L’encre n’est pas encore séchée et l’on a vu tant d’accords sub specie aeternitas échouer sur des détails que l’on croyait de peu d’importance. Ainsi la tentative Bachir Gemayel et Israël.

L’accord conclu hier soir 13 Aout 2020 sous les auspices de Trump entre Netanyahu et le Prince Mohammed Bin Zayed des UAE n’est pas le premier.
Les accords et traités signés avec l’Egypte et la Jordanie revêtaient une charge émotionnelle nettement plus importante et leur géographie les rendait plus palpables, plus concrets.
Signés à chaud, leur impact fut immédiat, plus porteur de conséquences.
L’accord signé le 13 Aout n’en demeure pas moins- au-delà du symbole- capital.
Que l’Iran, en soit le principal inspirateur est incontestable. Plus intéressant est que l’Arabie Saoudite soit absent de la scène.

Les significations
Nous savons avec Clausewitz que l’on met fin à un conflit de trois façons :
– écrasement total de l’adversaire
– intervention d’une tierce partie
– fatigue des parties au conflit

Jusqu’à présent aucune de ces conditions n’a pu être parfaitement remplie jusqu’au bout et pour des multiples raisons.
Le texte de l’accord, et ce n’est pas anodin, commence par la phrase : « Israël Agrees To Suspend Claim of Sovereignty Over West Bank » « sovereignty over areas outlined in the President’s Vision for Peace”

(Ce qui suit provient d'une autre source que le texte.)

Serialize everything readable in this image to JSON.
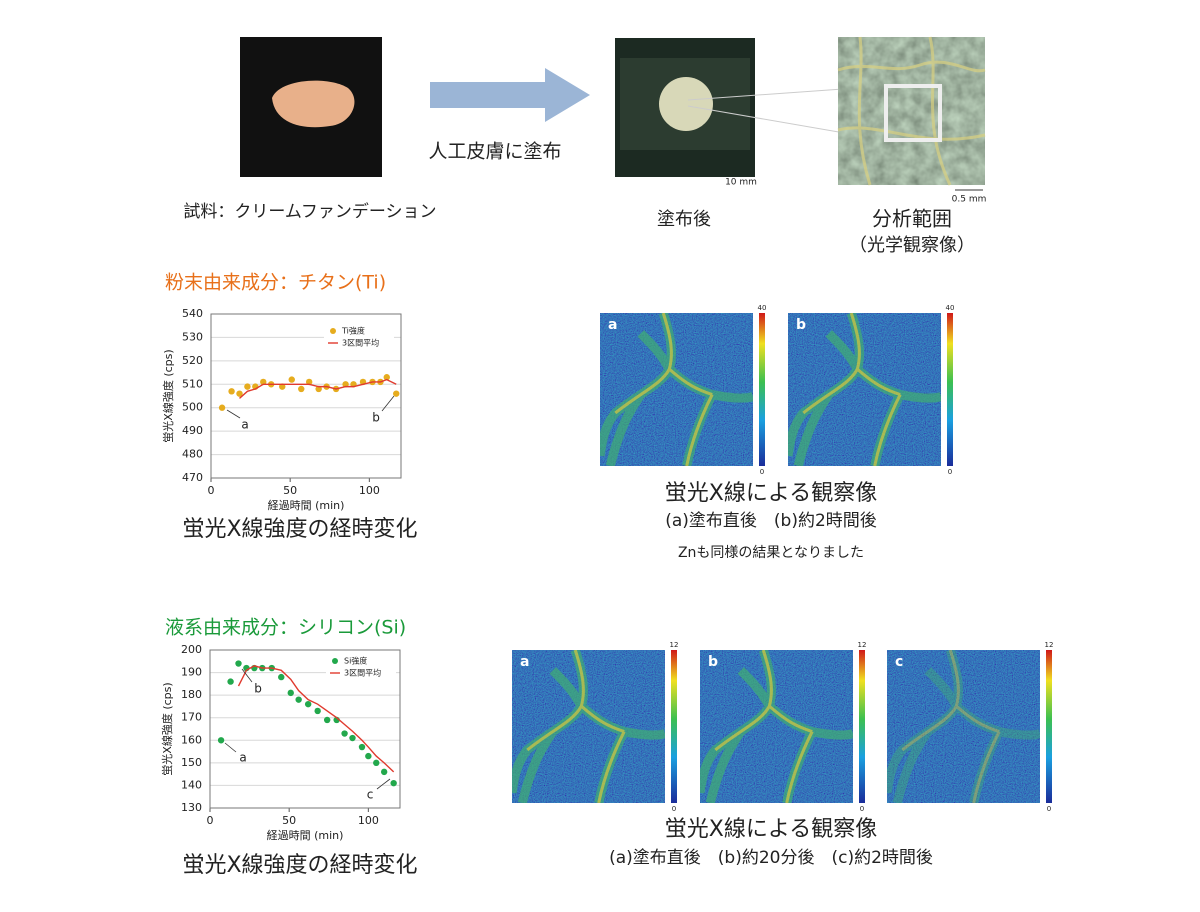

Du côté arabe c’est la reconnaissance d’Israël avec l’ouverture d’ambassade et la panoplie complète de relations apaisées.
Il y a d’autres clauses qui sont de factures classiques.
Reconnaissons-le, ce sont là deux avancées majeures même si d’autres pays arabes ont de telles relations avec Israël.
Cet accord a une vraie vertu. Il signifie, urbi et orbi, que tant Israël que les Palestiniens et /ou Arabes n’ont la possibilité de réaliser leurs rêves, la possibilité de vivre un passé fantasmé, troqué et imbécile.
Cet accord précisément parce qu’il dévoile l’impossible démontre que le possible encore impensé il y a seulement quelques mois peut à nouveau être pensé.
Ce n’est pas rien, ce n’est pas tout.
Précisément parce que cet accord ne règle vraiment rien sur le fond il est profondément utile.
Les accords, comme les individus, vivent et meurent. Ils se fortifient comme ils deviennent obsolètes.
Ils meurent aussi. L’on aura donc bien garde, à ce sujet, de négliger le fait que l’Egypte et la Jordanie, pays de la première ligne « refroidissent « et gèlent très fortement leurs liens diplomatiques avec Israël précisément à cause du blocage palestinien et du problème de l’annexion des territoires occupés.
Ce n’est pas tout, mais ce n’est pas rien.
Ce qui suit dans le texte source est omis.